About 75,000 construction firms are currently threatened by the risk of significant financial distress and collapse as a result of shortage of materials and inflation.
The market report shared by research company Begbies Traynor which monitors firms for signs of financial distress, found that construction was the second-most at-risk sector behind support services regarding the number of businesses in trouble. Overall, it noted that more than half a million firms across the UK were reporting significant financial distress, with what has been dubbed an “insolvency storm” possibly set to hit.
Begbies Traynor partner Julie Palmer said: “Businesses that have bravely battled through the pandemic could now start to fail as the pressures they face become too much.”

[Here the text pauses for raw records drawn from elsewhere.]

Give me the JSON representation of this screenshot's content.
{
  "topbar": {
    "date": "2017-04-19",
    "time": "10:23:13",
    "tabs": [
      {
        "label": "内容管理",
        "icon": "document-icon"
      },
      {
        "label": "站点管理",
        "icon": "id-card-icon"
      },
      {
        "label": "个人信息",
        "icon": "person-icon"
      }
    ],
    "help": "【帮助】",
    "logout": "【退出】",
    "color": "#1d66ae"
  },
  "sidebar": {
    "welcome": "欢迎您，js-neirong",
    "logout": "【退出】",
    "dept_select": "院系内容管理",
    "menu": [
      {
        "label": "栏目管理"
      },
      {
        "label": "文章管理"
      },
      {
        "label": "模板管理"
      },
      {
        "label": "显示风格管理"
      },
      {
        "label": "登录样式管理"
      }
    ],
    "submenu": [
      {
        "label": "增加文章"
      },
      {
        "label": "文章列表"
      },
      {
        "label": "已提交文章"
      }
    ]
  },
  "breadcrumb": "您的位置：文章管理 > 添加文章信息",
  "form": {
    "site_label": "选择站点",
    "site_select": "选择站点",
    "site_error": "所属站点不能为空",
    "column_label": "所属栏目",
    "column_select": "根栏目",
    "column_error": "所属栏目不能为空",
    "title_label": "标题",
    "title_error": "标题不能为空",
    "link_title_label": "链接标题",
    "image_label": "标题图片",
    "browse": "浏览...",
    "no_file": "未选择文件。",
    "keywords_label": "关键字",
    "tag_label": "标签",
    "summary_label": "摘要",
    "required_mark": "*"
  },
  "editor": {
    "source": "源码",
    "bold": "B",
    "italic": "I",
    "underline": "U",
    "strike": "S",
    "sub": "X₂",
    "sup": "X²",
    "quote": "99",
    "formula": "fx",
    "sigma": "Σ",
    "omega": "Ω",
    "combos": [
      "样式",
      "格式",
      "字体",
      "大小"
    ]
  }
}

She added: “The construction sector looks particularly vulnerable as raw material availability, combined with record inflation, has significantly reduced the margins for many SMEs. We are also seeing evidence of over-trading within construction as the sector’s boom post-lockdown has caused real cash flow issues that are now impacting businesses.”
Last month Construction News reported that 20 construction-related firms entered administration. This was up marginally on the 19 reported in November, but below the 23 seen in October, which was the highest recorded in a single month last year. Experts said a spike in creditor voluntary liquidations in recent months showed more firms were finding they had no options left and were being forced to liquidate.
The report also warned that inflation is now the greatest threat to the economy with the true rate potentially running far beyond the official 5.4 per cent and possibly many multiples more than the Bank of England’s official target of 2 per cent.
Begbies Traynor executive chairman Ric Traynor said: “The growth in significant financial distress is very concerning and provides further evidence of the pressure the current economic backdrop is placing on UK businesses. With nearly all sectors experiencing a deterioration of their financial position since the last quarter, the ongoing supply chain issues and a 30-year record for inflation are less than ideal for companies that have already been hard hit by the pandemic.